Pornography and Police Power
Everybody is against pornography, which may be why it was impossible for the Los Angeles County Board of Supervisors to resist Archbishop Roger M. Mahony’s appeal that it join his crusade against pornography. The problem is that the archbishop and the supervisors have different roles to play in our society.
Church leaders have every right to preach moral behavior to their faithful followers. Mahony regards pornography as “a very, very serious community problem,” and the Archdiocesan Commission on Obscenity and Pornography is particularly offended by the easy access to X-rated video-cassettes. That is their business.

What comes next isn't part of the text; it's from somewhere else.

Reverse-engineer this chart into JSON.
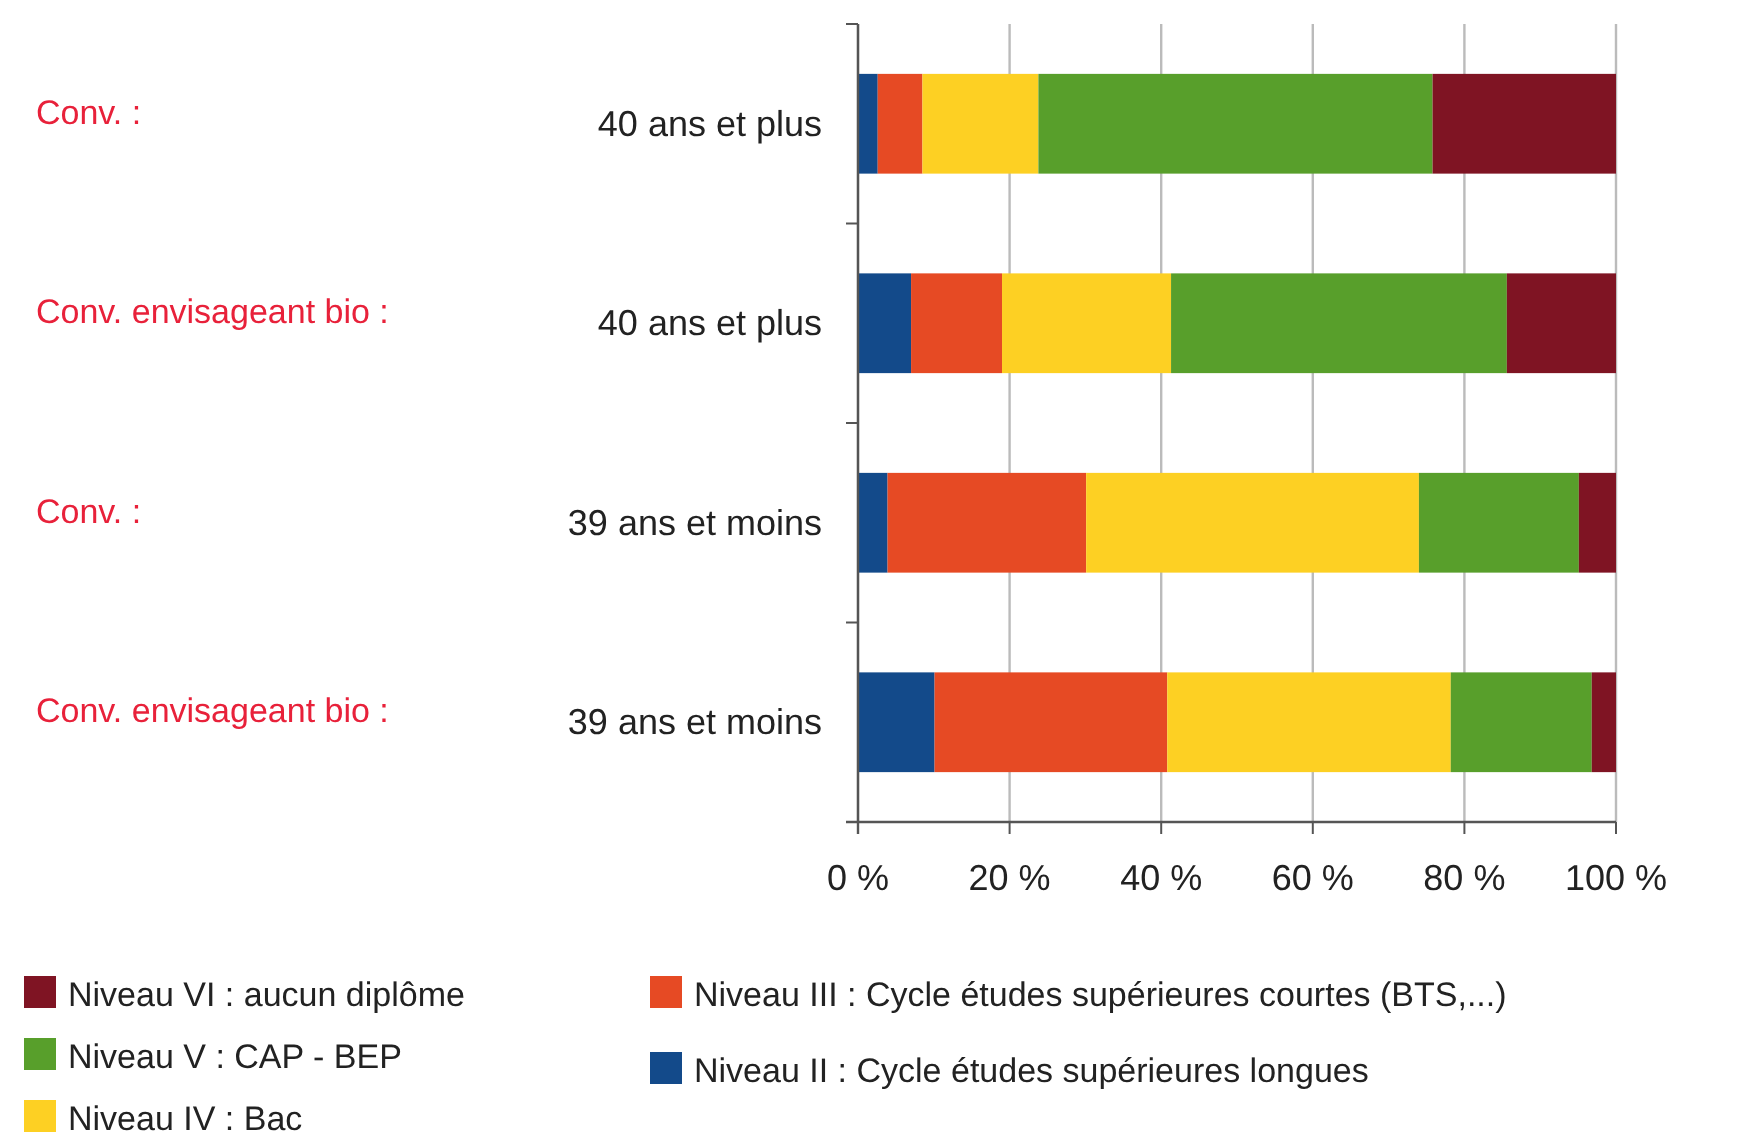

We do not regard this as a major community problem. We do not regard this as a priority for police and the courts. We do not think that the supervisors should make this a priority for the sheriff, or feel bound to invite Atty. Gen. Edwin Meese III to establish a federal task force here. There are, of course, two crucial responsibilities of government: One is to protect the privacy of citizens so that salacious and unwelcome materials are not pushed onto them, and the other is to protect, absolutely and without exception, children from exposure to questionable materials.
There is good reason for limiting the police power in that way. To go further is to court infringement of fundamental rights of freedom of expression and communication. Yes, there are extremes in the enactment and portrayal of violence and explicit sexual activities that just about every-body would agree are without merit no matter how that is defined. But the effort to identify them places at risk marginal materials that would be seen by many as having merit. Pornography hunts inevitably do more harm than good, and are routinely converted into broad programs of censorship that serve basically the narrow interests and views of the censors. No court, no public body has proved to be a reliable judge of what is acceptable and what is not. The decision as to what to read, what cassette to rent, what film to view is best left to consenting adults. That is why the best defense is to use the police power solely to assure privacy and to protect children.